Just to follow up on this.

I tripped over a related issue today running the Tomcat unit tests for 9.0.x. Being able to reproduce it gave me a chance to dig further and come up with a better fix. These interfaces are marked as "point to point" interfaces which Java can see so we can skip them. I've updated the unlock code and the fix will be in the July release round.

Mark


On 26/02/2024 15:59, Michał Szymborski wrote:
Thank you, that clears things up. I did not think about implication of using wildcard. I will try to use explicit addresses from now on. You learn something new every day!

Cheers,
Michał

On 26.02.2024 09:48, Mark Thomas wrote:
On 25/02/2024 18:18, Michał Szymborski wrote:

<snip/>

On quick inspection the acceptor thread (https://github.com/apache/tomcat/blob/10.1.x/java/org/apache/tomcat/util/net/Acceptor.java#L128) was listening on [/[0:0:0:0:0:0:0:0]:39033] , which was correctly picked up at first, but then this local address got transformed:

0.0.0.0 is shorthand for "all configured IP address". Tomcat can't use that address to establish a connection to the Acceptor thread so it has to try and deduce a valid IP local address from the network configuration information exposed through the Java APIs.

https://github.com/apache/tomcat/blob/10.1.x/java/org/apache/tomcat/util/net/AbstractEndpoint.java#L1164

It started picking up interfaces to use, and it stopped at the first non-loopback non-link local address, which also happens to be some sort of a bridge network for one of my VMs. I don't quite know why there is no routing set up, but this interface should not have been picked in the first place.

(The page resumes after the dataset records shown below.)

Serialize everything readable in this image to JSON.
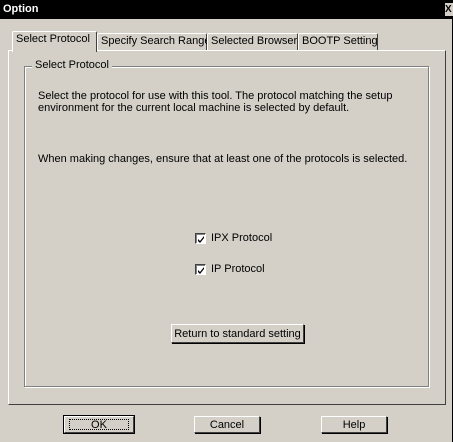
{
  "window": {
    "title": "Option",
    "close_glyph": "X"
  },
  "tabs": [
    {
      "label": "Select Protocol",
      "active": true
    },
    {
      "label": "Specify Search Range",
      "active": false
    },
    {
      "label": "Selected Browser",
      "active": false
    },
    {
      "label": "BOOTP Setting",
      "active": false
    }
  ],
  "group": {
    "legend": "Select Protocol",
    "description_line1": "Select the protocol for use with this tool. The protocol matching the setup",
    "description_line2": "environment for the current local machine is selected by default.",
    "note": "When making changes, ensure that at least one of the protocols is selected."
  },
  "protocols": [
    {
      "label": "IPX Protocol",
      "checked": true
    },
    {
      "label": "IP Protocol",
      "checked": true
    }
  ],
  "buttons": {
    "return_standard": "Return to standard setting",
    "ok": "OK",
    "cancel": "Cancel",
    "help": "Help"
  }
}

It is a local IP address so as far as Tomcat can see it should be valid to connect to the Acceptor.

<snip/>

I'll take a look at how it works on my work laptop with MacOs, but I'd wager a guess that some corporate VPNs have interfaces which have messed up routing as well. Can't tell if it's a bug or a feature, but it sure is unexpected. Making this timeout for acceptor shutdown configurable would be one sort of band-aid.

It is configurable. socket.unlockTimeout. Documented default is 250ms although looking at the code it appears there is a minimum of 2000ms - need to see why that is.

Configuring a specific address (even 127.0.0.1) for the Connector would also address this.